Um observatório de luta popular

A gente observa, daqui, desse canto, entre o esgoto passando pelos pés de crianças, como o político se movimenta. Para onde vão os seus interesses, o recurso público que ele se apropria e distribui, os afagos, as falas, os discursos.

Daqui, desse nosso cotidiano, sob os lamentos do estupro da criança, a gente enxerga as prioridades. Dá pra ouvir a festa da uva, observar a quantidade de dinheiro público destinado a ela, o lucro do empresário que a realiza, o grito do jovem espancado e a falta de dinheiro, tanto público quanto privado, destinado à criança, ao seu cuidado, à sua proteção, aos seus direitos, à cultura, ao esporte, ao lazer, à prevenção das tantas violências que a violam.  

Junto à molecada violentamente atraída pelo crime organizado do tráfico de drogas, aquele, como diz o jovem, que faz mais pela comunidade do que todos os outros poderes juntos, a gente observa, com o jovem, as ausências de psicólogos, assistentes sociais, pedagogos, artistas – com exeção dos locais, sem apoio -, professores, esportistas, cientistas, políticos, padres… Exergamos a polícia, as suas armas, a truculência, o menino de doze anos sendo levado, a violência, o desespero; ouvimos os tiros.

Daqui, desse nosso canto agrícola e sem alimento, da insegurança alimentar e nutricional, da fome da criança, a gente observa o eucalípto de alguns sugando toda a água do solo, que é de todos; a agricultura famililar, a produção de alimento orgânico e diverso, sendo roubada pela monocultura e o seu veneno, a água sendo poluída, a degradação do solo, o câncer no trabalhador, o desmatamento; as mudanças no clima, a falta da água; a concentração de terras e riqueza; a falta de terra e trabalho.

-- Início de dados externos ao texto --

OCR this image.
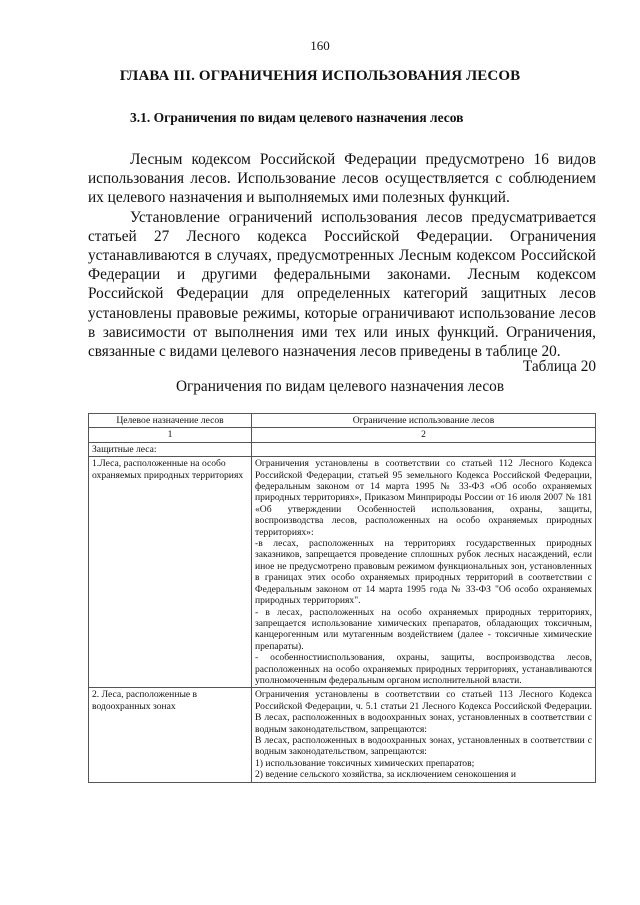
160
ГЛАВА III. ОГРАНИЧЕНИЯ ИСПОЛЬЗОВАНИЯ ЛЕСОВ
3.1. Ограничения по видам целевого назначения лесов

Лесным кодексом Российской Федерации предусмотрено 16 видов использования лесов. Использование лесов осуществляется с соблюдением их целевого назначения и выполняемых ими полезных функций.

Установление ограничений использования лесов предусматривается статьей 27 Лесного кодекса Российской Федерации. Ограничения устанавливаются в случаях, предусмотренных Лесным кодексом Российской Федерации и другими федеральными законами. Лесным кодексом Российской Федерации для определенных категорий защитных лесов установлены правовые режимы, которые ограничивают использование лесов в зависимости от выполнения ими тех или иных функций. Ограничения, связанные с видами целевого назначения лесов приведены в таблице 20.

Таблица 20
Ограничения по видам целевого назначения лесов
Целевое назначение лесов	Ограничение использование лесов
1	2
Защитные леса:	
1.Леса, расположенные на особо охраняемых природных территориях	Ограничения установлены в соответствии со статьей 112 Лесного Кодекса Российской Федерации, статьей 95 земельного Кодекса Российской Федерации, федеральным законом от 14 марта 1995 № 33-ФЗ «Об особо охраняемых природных территориях», Приказом Минприроды России от 16 июля 2007 № 181 «Об утверждении Особенностей использования, охраны, защиты, воспроизводства лесов, расположенных на особо охраняемых природных территориях»:
-в лесах, расположенных на территориях государственных природных заказников, запрещается проведение сплошных рубок лесных насаждений, если иное не предусмотрено правовым режимом функциональных зон, установленных в границах этих особо охраняемых природных территорий в соответствии с Федеральным законом от 14 марта 1995 года № 33-ФЗ "Об особо охраняемых природных территориях".
- в лесах, расположенных на особо охраняемых природных территориях, запрещается использование химических препаратов, обладающих токсичным, канцерогенным или мутагенным воздействием (далее - токсичные химические препараты).
- особенностииспользования, охраны, защиты, воспроизводства лесов, расположенных на особо охраняемых природных территориях, устанавливаются уполномоченным федеральным органом исполнительной власти.

2. Леса, расположенные в водоохранных зонах	Ограничения установлены в соответствии со статьей 113 Лесного Кодекса Российской Федерации, ч. 5.1 статьи 21 Лесного Кодекса Российской Федерации. В лесах, расположенных в водоохранных зонах, установленных в соответствии с водным законодательством, запрещаются:
В лесах, расположенных в водоохранных зонах, установленных в соответствии с водным законодательством, запрещаются:
1) использование токсичных химических препаратов;
2) ведение сельского хозяйства, за исключением сенокошения и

Daqui, desse canto nosso, a gente vê mulheres, que exemplificam o significado da palavra dignidade, sazonalmente, com o corpo já castigado pelos anos de colheita, subindo nos ônibus denominados rurais.

Observamos para onde vão, para quais fazendas, quais meeiros as recrutam, quem são os donos de um trabalho análogo à escravidão. Sentimos a jornada exaustiva, o veneno sem proteção, o calor, a chuva, o frio, a aranha, as formigas, o agachar e o levantar ininterruptos para catar as raízes; as dores no corpo.

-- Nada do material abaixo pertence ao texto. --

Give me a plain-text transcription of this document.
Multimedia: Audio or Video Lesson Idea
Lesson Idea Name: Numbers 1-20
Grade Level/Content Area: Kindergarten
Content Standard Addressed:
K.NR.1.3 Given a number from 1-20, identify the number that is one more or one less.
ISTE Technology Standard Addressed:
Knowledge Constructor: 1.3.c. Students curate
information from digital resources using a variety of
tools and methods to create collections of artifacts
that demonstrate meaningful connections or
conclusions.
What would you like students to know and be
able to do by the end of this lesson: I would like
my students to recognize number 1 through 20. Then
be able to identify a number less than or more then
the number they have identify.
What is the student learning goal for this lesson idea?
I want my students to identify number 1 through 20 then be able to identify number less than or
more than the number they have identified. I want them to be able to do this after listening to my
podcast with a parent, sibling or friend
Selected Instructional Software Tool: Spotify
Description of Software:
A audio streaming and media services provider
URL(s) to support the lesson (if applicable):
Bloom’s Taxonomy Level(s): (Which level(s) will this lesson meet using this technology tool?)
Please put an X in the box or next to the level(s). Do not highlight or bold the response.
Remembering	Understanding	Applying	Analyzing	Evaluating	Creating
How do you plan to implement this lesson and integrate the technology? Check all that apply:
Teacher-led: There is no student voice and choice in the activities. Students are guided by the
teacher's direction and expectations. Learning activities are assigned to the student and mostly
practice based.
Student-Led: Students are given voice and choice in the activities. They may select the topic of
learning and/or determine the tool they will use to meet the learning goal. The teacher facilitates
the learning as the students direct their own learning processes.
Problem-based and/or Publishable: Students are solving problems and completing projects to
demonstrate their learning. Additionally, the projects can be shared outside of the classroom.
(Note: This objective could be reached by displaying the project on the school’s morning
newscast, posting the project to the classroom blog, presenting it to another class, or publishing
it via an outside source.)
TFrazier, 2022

A gente calcula as toneladas de batata que elas tiram da terra para pôr nos caminhões, a riqueza que geram; a gente observa as condições degradantes de trabalho; quanta água quente é destinada a elas ao longo do dia; a ausência de banheiros; qual o valor pago pelo dia de trabalho. Quanto lucra o dono do empreendimento. Quanto falta em suas casas, quanto sobra em suas fazendas. Quanto geram de impostos. Quanto volta para suas comunidades.

Assim como ouvimos a assistente social, o empresário, a instituição filantrópica, o político, o padre, negando essa realidade, daqui, a gente vê, também, as crianças e os adolescentes, assim como elas fizeram, iniciando cedo essa jornada destinada ao povo, a São Miguel.

Daqui, a gente vê e sente na pele a vida sendo negada.

Mas é daqui, também, que ela, a vida, reage!

Observatório Popular Cidade do Anjo, pela afirmação da dignidade humana, comunitária e ecológica.